AOL Instant Messenger is closing down on December 15th.
As a person who downloaded AIM in beta, it’s hard to explain what this means, particularly when my audience here consists of a few of my peers who know exactly what I mean, people just-older-enough that they didn’t get AIM, and people so much younger that they can’t see what AIM was/meant.
I started my experience chatting with people using the UNIX app “talk” and then through IRC. I used ICQ. But things really started to hum when AOL offered their messenger service to people outside AOL.
Most of my generation first saw the internet through AOL or CompuServe, but that wasn’t a place where any of us stayed very long because in those days, services like AOL charged by the hour. We instead found our ways to university internet access, which I first secured through dial-in to the IU East campus while taking a single course and never looked back.
In that era, it was hard to chat with people solo. Most one-to-one conversations were emailed, or were embedded in other parts of larger chat programs that didn’t work so well. AIM, though, let us chat one-on-one. It was the precursor to the txt messages that are now ubiquitous in our world. The conventions of using that space came from our generation and how we used AIM.
One of my longest friendships started and ended on AIM. As I deleted the app the other day from the last machine I had it on, I realized there’ll be no more talking to Paddock. Not now, not ever. The last tie I had to that friend, and to almost twenty-years of friendship, is now vaporware. We met talking about the band REM. We parted ways over a bad night of World of Warcraft. I will never understand.

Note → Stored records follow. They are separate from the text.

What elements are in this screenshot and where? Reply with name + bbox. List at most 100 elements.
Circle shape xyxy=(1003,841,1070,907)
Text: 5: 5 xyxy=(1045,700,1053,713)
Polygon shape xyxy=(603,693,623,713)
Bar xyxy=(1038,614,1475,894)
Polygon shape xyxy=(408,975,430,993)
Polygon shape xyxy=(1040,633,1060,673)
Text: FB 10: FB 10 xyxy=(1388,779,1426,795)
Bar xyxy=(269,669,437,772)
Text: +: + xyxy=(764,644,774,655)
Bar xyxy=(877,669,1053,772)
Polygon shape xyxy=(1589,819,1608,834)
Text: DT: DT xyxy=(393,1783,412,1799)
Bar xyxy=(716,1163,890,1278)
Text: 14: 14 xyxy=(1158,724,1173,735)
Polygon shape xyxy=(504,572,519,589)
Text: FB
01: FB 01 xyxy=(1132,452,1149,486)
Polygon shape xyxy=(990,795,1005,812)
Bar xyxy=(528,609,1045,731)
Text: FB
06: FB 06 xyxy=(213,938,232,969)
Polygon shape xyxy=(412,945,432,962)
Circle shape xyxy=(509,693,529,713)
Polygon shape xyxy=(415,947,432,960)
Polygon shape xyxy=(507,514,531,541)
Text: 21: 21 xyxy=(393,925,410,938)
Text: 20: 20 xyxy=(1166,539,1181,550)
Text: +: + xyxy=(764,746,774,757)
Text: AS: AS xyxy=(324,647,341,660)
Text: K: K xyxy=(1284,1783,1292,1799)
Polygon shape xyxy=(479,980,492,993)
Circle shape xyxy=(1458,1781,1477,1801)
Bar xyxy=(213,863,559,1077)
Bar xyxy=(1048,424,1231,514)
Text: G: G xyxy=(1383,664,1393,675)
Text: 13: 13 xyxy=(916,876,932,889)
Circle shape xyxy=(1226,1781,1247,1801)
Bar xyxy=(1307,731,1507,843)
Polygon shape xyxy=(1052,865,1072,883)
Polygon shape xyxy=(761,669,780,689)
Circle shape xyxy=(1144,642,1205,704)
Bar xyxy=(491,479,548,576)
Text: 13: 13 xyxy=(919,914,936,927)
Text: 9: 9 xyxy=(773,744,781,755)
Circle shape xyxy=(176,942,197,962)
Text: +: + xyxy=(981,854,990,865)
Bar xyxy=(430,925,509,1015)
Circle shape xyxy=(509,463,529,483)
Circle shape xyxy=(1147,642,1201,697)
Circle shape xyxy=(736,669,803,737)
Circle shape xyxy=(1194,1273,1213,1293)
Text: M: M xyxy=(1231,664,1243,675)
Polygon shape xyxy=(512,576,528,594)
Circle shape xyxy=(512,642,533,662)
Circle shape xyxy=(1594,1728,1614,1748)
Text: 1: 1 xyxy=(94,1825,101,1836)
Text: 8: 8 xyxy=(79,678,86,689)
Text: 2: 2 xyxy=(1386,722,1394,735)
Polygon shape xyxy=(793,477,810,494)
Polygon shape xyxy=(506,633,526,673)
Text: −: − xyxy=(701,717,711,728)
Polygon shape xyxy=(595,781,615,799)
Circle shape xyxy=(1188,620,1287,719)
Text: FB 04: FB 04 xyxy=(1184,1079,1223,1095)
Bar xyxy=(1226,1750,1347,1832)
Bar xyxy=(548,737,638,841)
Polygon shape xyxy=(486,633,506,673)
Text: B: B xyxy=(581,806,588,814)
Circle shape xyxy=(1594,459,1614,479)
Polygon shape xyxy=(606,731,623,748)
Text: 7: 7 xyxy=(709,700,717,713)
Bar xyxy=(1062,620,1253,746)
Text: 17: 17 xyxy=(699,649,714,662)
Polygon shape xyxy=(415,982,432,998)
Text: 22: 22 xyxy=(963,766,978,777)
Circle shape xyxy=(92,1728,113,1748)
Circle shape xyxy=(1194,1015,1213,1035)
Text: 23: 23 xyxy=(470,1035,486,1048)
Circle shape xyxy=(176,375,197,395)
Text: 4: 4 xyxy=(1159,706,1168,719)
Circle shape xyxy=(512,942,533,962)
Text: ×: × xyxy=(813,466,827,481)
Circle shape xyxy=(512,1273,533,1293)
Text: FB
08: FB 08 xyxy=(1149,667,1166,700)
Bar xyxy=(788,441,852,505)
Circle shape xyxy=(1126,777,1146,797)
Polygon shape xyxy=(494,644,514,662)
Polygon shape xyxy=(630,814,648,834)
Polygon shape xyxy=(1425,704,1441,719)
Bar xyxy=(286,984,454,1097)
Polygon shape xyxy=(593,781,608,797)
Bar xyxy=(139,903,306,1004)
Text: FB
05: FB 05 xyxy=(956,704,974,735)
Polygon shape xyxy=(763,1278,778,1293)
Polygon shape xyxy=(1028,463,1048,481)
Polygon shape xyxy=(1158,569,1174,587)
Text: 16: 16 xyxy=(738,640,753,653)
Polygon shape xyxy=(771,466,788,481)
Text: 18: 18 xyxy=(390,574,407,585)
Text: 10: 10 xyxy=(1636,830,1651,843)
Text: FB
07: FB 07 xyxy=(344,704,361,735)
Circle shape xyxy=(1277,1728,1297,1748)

In some small way, I owe my marriage to AIM. We didn’t meet there. Julie and I met on campus at MSU. But it was the two of us chatting into the late hours of the night in a tiny window next to my homework where I got to know her, where we managed to build a bond strong enough for me to kind-of ask her out. As I remember, we never formally started dating. It just sort of happened. Which makes sense. We just belong together, and I think we both knew it typing in that little AIM box next to the PDFs of Latour and Derrida.
I also ran my first major fandom “businesses” from AIM. There was my fanzine, Backspace Media. There was my e-wrestling federation, Backspace World Organization (the BsWo). There was Alexander HTML. There were years of flipping on eBay as Ph1ll. There was PhillIU for my IU students to ask questions. MuOPHill for my Miami students to ask questions (as a grad student). PhillMSU for my Michigan State Students. There was phillalexander, all one word, for my friends. There was ever-so-briefly a DrPhill just because I wanted to maintain my branding. There was my evil twin AIM box that I kept to send secret messages to friends at work (not going to share the name here :P).
It’s all over now.
It’s good that things move forward. We’re all quite happy with iMessage, though I hate having to look down at my phone when I’m on my PC (which I am now– Apple, make a deal with Windows and bring me a client for iMessage). But sometimes I think these moments hold a bit of sadness, too. Remember HoTMaiL? Yeah, neither do my students. Remember using MUDs? Again, neither do my students.
I think that people from my generation and those who were a bit older who stayed engaged were part of a particularly interesting technological moment. This is likely to be true for the students I teach now, too. When they’re getting brain-band subliminal DMs from their friends they’ll think back with an odd fondness for when they still used their thumbs to chat. But my generation Kermitted into BBS sites. We used to have to telnet. We used IRC and Usenet the way that people now use Facebook, Reddit, Instagram. We never dreamed we’d send real-time video when we started. We were jazzed when a picture loaded slowly, line-by-line.
I will miss being able to show some of these things to younger people. Not because it matters so much that they understand. I don’t think the new generation is having any trouble grasping the way that technology evolves. I just think it’s sad to lose the nostalgia.
Bye, little orange running man who carried me to my friends when I lived in the middle of nowhere. Happy trails. Stop by sometime. We’ll have coffee and chat. My door is always open, and you know exactly what sound it’ll make if you show up.